Phase 4 – also known as ‘post-marketing surveillance’, these studies take place after the regulatory authorities have approved the treatment. These studies give information about the long-term risks and benefits of the treatment in a much larger patient population, many of whom may also be receiving treatment for other conditions. This helps to identify the risks and benefits in a ‘real world’ situation.
Some clinical trials may fall in two of these phases. For example, you may see phase 1/2 trials, which aim to identify the highest safe dose, as well as how well that dose works.
In order for clinical studies to take place, certain types of clinical support and infrastructure must be available. These include clinical trial co-ordinators, who help with the setting up and running of clinical studies at a particular centre. They are responsible for ensuring that the research takes place within regulatory guidelines as well as the specifications outlined in the trial protocol. Muscular Dystrophy UK currently supports three clinical trial co-ordinators at the muscle centres in Newcastle, London and Liverpool.

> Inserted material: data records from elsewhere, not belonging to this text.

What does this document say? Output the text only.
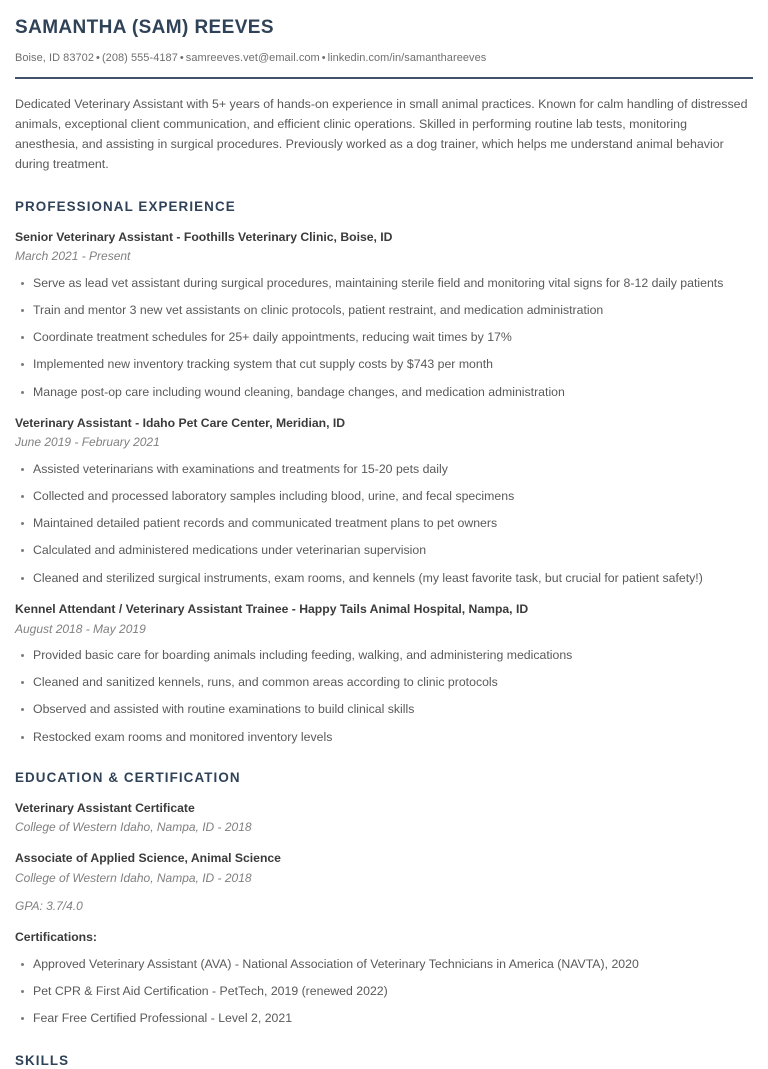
SAMANTHA (SAM) REEVES

Boise, ID 83702 • (208) 555-4187 • samreeves.vet@email.com • linkedin.com/in/samanthareeves

Dedicated Veterinary Assistant with 5+ years of hands-on experience in small animal practices. Known for calm handling of distressed animals, exceptional client communication, and efficient clinic operations. Skilled in performing routine lab tests, monitoring anesthesia, and assisting in surgical procedures. Previously worked as a dog trainer, which helps me understand animal behavior during treatment.

PROFESSIONAL EXPERIENCE

Senior Veterinary Assistant - Foothills Veterinary Clinic, Boise, ID

March 2021 - Present

Serve as lead vet assistant during surgical procedures, maintaining sterile field and monitoring vital signs for 8-12 daily patients
Train and mentor 3 new vet assistants on clinic protocols, patient restraint, and medication administration
Coordinate treatment schedules for 25+ daily appointments, reducing wait times by 17%
Implemented new inventory tracking system that cut supply costs by $743 per month
Manage post-op care including wound cleaning, bandage changes, and medication administration

Veterinary Assistant - Idaho Pet Care Center, Meridian, ID

June 2019 - February 2021

Assisted veterinarians with examinations and treatments for 15-20 pets daily
Collected and processed laboratory samples including blood, urine, and fecal specimens
Maintained detailed patient records and communicated treatment plans to pet owners
Calculated and administered medications under veterinarian supervision
Cleaned and sterilized surgical instruments, exam rooms, and kennels (my least favorite task, but crucial for patient safety!)

Kennel Attendant / Veterinary Assistant Trainee - Happy Tails Animal Hospital, Nampa, ID

August 2018 - May 2019

Provided basic care for boarding animals including feeding, walking, and administering medications
Cleaned and sanitized kennels, runs, and common areas according to clinic protocols
Observed and assisted with routine examinations to build clinical skills
Restocked exam rooms and monitored inventory levels
EDUCATION & CERTIFICATION

Veterinary Assistant Certificate

College of Western Idaho, Nampa, ID - 2018

Associate of Applied Science, Animal Science

College of Western Idaho, Nampa, ID - 2018

GPA: 3.7/4.0

Certifications:

Approved Veterinary Assistant (AVA) - National Association of Veterinary Technicians in America (NAVTA), 2020
Pet CPR & First Aid Certification - PetTech, 2019 (renewed 2022)
Fear Free Certified Professional - Level 2, 2021
SKILLS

Patient registries also help to support clinical studies, in particular those for rare diseases, such as muscle-wasting conditions. This is because the patient population is small and widely dispersed across the world, which can make recruitment for clinical studies challenging.
Registries are databases that contain information about individuals living with a particular condition. With permission, researchers and companies can view this information and recruit eligible patients for trials. Muscular Dystrophy UK currently supports four patient registries: myotubular and centronuclear myopathies, collagen VI-related myopathies, facioscapulohumeral muscular dystrophy and myotonic dystrophy.
Even if a new treatment gets through the lengthy process of clinical trials, there is still the final hurdle of making it available for patients living in the UK. It must be approved by the European Medicines Agency (EMA), and then by the relevant health technology assessment (HTA) bodies in the UK. While the EMA evaluates the risks and benefits of a new treatment, HTA bodies will assess its cost-effectiveness.
Through our FastTrack campaign, we are working hard to ensure that people living with muscle-wasting conditions in the UK get access to promising treatments, and as quickly as possible.